Is anyone knows how to fix it?

(Ron Arévalo) #2

Hey @edgar,

It would be useful if you can provide a debug zip so we can take a look at all the logs. We have instructions on how to generate that here and you can upload the debug zip here,

(Ron Arévalo) #3

Hey @edgar,

To follow up, could you provide us with a trace for the grant select on db_name.* to user_name statement?

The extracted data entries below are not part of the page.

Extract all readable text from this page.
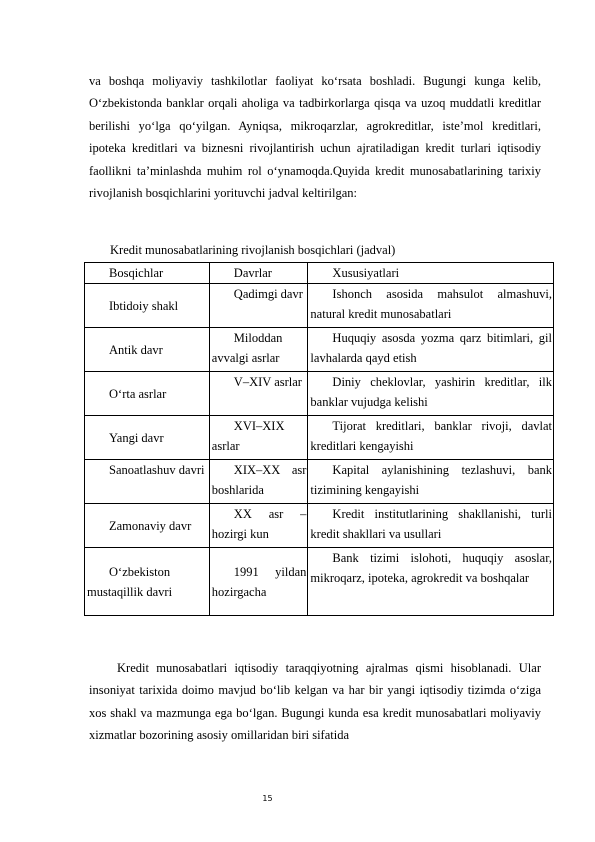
va boshqa moliyaviy tashkilotlar faoliyat ko‘rsata boshladi. Bugungi kunga kelib, O‘zbekistonda banklar orqali aholiga va tadbirkorlarga qisqa va uzoq muddatli kreditlar berilishi yo‘lga qo‘yilgan. Ayniqsa, mikroqarzlar, agrokreditlar, iste’mol kreditlari, ipoteka kreditlari va biznesni rivojlantirish uchun ajratiladigan kredit turlari iqtisodiy faollikni ta’minlashda muhim rol o‘ynamoqda.Quyida kredit munosabatlarining tarixiy rivojlanish bosqichlarini yorituvchi jadval keltirilgan:

Kredit munosabatlarining rivojlanish bosqichlari (jadval)
Bosqichlar	Davrlar	Xususiyatlari

Ibtidoiy shakl	Qadimgi davr	Ishonch asosida mahsulot almashuvi, natural kredit munosabatlari

Antik davr	Miloddan avvalgi asrlar	Huquqiy asosda yozma qarz bitimlari, gil lavhalarda qayd etish

O‘rta asrlar	V–XIV asrlar	Diniy cheklovlar, yashirin kreditlar, ilk banklar vujudga kelishi

Yangi davr	XVI–XIX asrlar	Tijorat kreditlari, banklar rivoji, davlat kreditlari kengayishi

Sanoatlashuv davri	XIX–XX asr boshlarida	Kapital aylanishining tezlashuvi, bank tizimining kengayishi

Zamonaviy davr	XX asr – hozirgi kun	Kredit institutlarining shakllanishi, turli kredit shakllari va usullari

O‘zbekiston mustaqillik davri	1991 yildan hozirgacha	Bank tizimi islohoti, huquqiy asoslar, mikroqarz, ipoteka, agrokredit va boshqalar

Kredit munosabatlari iqtisodiy taraqqiyotning ajralmas qismi hisoblanadi. Ular insoniyat tarixida doimo mavjud bo‘lib kelgan va har bir yangi iqtisodiy tizimda o‘ziga xos shakl va mazmunga ega bo‘lgan. Bugungi kunda esa kredit munosabatlari moliyaviy xizmatlar bozorining asosiy omillaridan biri sifatida

15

From the built in sql client, you’d run the following:

  1. set trace = on
  2. grant select on db_name.* to user_name
  3. set trace = off
  4. show trace for session

This would print out a long trace that would be useful for debugging.

Thanks,

Ron

(Edgar) #4

I can’t upload the txt or zip file.Is that the pdf file ok for you to analysis?Or please give me your email.I will send it to you.

(Edgar) #5

After reboot and rejoin all the nodes.Execute the command again:“grant select on table db_name.* to user_name;”.112 tables took 7 min.Later I will upload the tracing log.

Thinking:
The situation like me:if I want a user can access all the data(so many databases and so many tables).What should I do without the admin role?Because the admin role only can use in the enterprise version.

(Edgar) #6

Thanks.I have solved it.Very simple operation.Just reboot all the nodes(make sure all the nodes down in the same time).After that,restart them one by one with the command --join=‘all_ip:port…’ .Wait untill all the nodes are rejoin the cluster.Two miniute later.Check …node status --all.Bingo ,it work.